Another of the centre's specialities is using information technology to detect faults. In partnership with local company Seal Technology Systems it has developed computer vision technology for detecting faults in engine seals, a breakthrough which has enabled the company to win many new orders.
Computer-aided manufacturing technology is expensive. A single machine can cost Pounds 100,000, more than many small businesses can afford.
Such businesses can use the centre's equipment for a fee. Those with bigger budgets can get advice on buying and using computer aided design and rapid prototyping technology.
"Our work is not limited to small businesses, however," Professor Pham said. "We are working with IBM, for example, on pattern recognition and with Mitutoyo of Japan on precision measuring."
Professor Pham is also engaged in pure research, and has an academic team of 70 to support the centre's research and development projects.

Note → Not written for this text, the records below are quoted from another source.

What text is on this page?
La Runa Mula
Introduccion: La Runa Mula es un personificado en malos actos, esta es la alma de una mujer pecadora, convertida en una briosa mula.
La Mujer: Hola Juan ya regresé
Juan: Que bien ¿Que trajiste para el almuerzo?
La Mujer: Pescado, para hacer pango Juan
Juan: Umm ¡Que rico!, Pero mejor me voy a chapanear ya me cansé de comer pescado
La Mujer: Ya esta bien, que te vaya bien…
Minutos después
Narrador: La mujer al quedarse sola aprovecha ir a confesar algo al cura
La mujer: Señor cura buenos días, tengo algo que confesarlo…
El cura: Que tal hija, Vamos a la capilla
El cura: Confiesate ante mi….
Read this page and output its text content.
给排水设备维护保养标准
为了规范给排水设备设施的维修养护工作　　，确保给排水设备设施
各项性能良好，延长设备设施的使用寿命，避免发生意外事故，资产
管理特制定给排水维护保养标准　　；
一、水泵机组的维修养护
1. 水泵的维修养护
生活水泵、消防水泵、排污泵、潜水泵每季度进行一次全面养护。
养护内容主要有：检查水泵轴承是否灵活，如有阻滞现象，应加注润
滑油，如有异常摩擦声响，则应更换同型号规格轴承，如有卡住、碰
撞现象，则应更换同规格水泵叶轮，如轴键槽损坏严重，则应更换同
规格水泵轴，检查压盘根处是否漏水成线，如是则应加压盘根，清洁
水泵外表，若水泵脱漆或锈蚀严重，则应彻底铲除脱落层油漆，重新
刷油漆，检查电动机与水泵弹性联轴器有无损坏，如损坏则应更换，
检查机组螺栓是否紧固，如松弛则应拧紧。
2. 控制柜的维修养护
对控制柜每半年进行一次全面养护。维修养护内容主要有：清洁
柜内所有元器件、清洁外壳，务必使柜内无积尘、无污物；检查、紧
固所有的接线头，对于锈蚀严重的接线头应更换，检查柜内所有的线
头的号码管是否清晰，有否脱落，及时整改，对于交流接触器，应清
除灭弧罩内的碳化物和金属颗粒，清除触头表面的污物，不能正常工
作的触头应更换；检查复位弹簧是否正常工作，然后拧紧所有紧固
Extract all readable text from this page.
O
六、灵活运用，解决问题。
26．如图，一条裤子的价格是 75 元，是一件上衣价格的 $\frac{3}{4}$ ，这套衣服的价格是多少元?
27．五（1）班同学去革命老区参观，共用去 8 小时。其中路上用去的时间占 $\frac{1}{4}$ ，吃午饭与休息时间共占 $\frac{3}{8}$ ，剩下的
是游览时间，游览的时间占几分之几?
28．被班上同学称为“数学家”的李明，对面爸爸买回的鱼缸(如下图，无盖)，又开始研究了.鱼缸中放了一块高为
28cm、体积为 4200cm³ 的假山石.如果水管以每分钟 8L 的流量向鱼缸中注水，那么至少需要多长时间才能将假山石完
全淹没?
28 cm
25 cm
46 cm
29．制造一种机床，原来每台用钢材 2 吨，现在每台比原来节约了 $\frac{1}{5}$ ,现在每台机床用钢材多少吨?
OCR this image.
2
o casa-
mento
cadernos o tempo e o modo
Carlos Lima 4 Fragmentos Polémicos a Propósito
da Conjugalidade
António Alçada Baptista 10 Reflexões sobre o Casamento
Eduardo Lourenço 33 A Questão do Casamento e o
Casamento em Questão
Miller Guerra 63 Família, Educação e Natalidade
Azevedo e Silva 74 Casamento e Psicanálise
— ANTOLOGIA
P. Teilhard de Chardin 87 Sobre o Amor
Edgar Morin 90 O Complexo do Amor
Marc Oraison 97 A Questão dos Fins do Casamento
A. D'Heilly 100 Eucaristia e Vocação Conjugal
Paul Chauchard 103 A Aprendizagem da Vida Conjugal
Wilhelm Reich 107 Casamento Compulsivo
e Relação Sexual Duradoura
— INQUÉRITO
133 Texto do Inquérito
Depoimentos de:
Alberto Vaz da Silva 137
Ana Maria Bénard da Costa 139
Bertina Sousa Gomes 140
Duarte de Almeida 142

His own particular interest is microelectronics and he is attempting to create an army of two-millimetre long silicon ants with integral microprocessors. He hopes these mini robots will one day be able to walk around and cooperate on simple taks such as finding a source of light.
Most of the centre's postgraduates are from overseas. Professor Pham says it is difficult to persuade British undergraduates to stay on at university to enhance their skills in PhD levels. But he insisted that advanced manufacturing is the future of engineering, and that British students and businesses need these skills if they are to compete effectively in the 21st century.